In addition to the steep learning curve associated with a new position at work, I have been preparing to teach a course titled, “Apology, Forgiveness, and Reconciliation,” for the Master of Dispute Resolution program at our West Los Angeles campus. It is a fascinating and ever-timely topic in this world of ours with no shortage of moving literature, including the book I saved for last, The Sunflower: On the Possibilities and Limits of Forgiveness, by Simon Weisenthal.
Weisenthal survived the Holocaust and gained fame as a “Nazi hunter.” The Sunflower tells of his being summoned to the bedside of a dying Nazi soldier while a prisoner in a concentration camp where the soldier confessed his deeds and asked for forgiveness. Weisenthal offered only silence. Soon afterward, he questioned his response, and in fact, ends his section of the book by placing the reader in his place and posing the heart-wrenching question, “What would I have done?” The rest of the book shares answers to the penetrating question from fifty-three people around the world, from the Dalai Lama to Desmond Tutu.

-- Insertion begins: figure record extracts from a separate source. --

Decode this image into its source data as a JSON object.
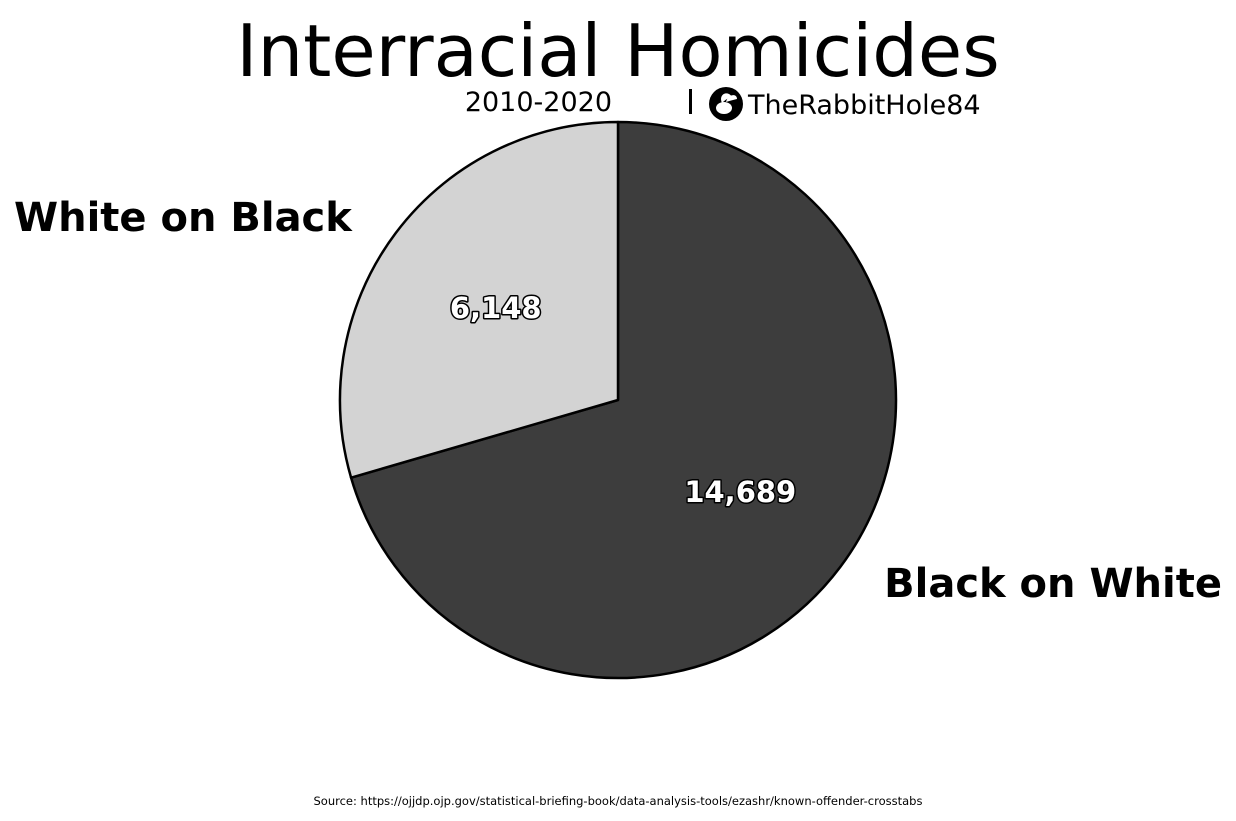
{
  "chart_data": {
    "type": "pie",
    "title": "Interracial Homicides",
    "subtitle": "2010-2020",
    "categories": [
      "Black on White",
      "White on Black"
    ],
    "values": [
      14689,
      6148
    ],
    "value_labels": [
      "14,689",
      "6,148"
    ],
    "colors": [
      "#3d3d3d",
      "#d3d3d3"
    ],
    "start_angle": "12 o'clock",
    "direction": "clockwise"
  },
  "watermark": {
    "handle": "TheRabbitHole84",
    "icon": "rabbit-icon"
  },
  "source": "Source: https://ojjdp.ojp.gov/statistical-briefing-book/data-analysis-tools/ezashr/known-offender-crosstabs"
}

Two days after finishing the book, I finally visited the Museum of Tolerance in L.A. and didn’t know whether to be amazed or embarrassed to notice that it was described as “A Simon Weisenthal Center Museum.” Um, perfect timing? Although it addresses a variety of topics, the heart of the Museum is the Holocaust Exhibit that guides visitors through the development of Nazi Germany and the terrible atrocities that followed. It was sadly fascinating to learn that the Nazis began as a few guys sharing burgers in a beer joint, but what struck me most was the statement that this humble beginning grew to such perplexing power to influence fellow citizens to carry out unspeakable acts because they “exploited hopelessness.”
Well, my first inclination was far too easy: Write a blog lamenting how terrible it is to exploit hopelessness and title it, Exude Hopefulness. But there’s a problem. Exuding hopefulness is exactly how you exploit hopelessness. Promise hopeless folks better days ahead. That’s exactly what the Democrats, Republicans, Libertarians, Greens, and lots of other folks are doing at this very moment.
Hopeless people have to be wary, I guess, but I suspect that wariness is not high on the to-do list of hopeless people.
So, for the sake of the world, I have two thoughts to offer instead.
First, remain hopeful. You. Don’t tell others to be hopeful. You remain hopeful yourself. Losing hope is too dangerous, and we are susceptible to such terrible things.
Second, remove the reasons others are hopeless. Actions over words. Hopelessness is not to be used. It is to be subverted. Love people. Seek justice. Feed hungry folks. Give someone a job. Volunteer your time and your money.
Humanity is both capable of and susceptible to terrible things. But wow, the possibilities for good are limitless.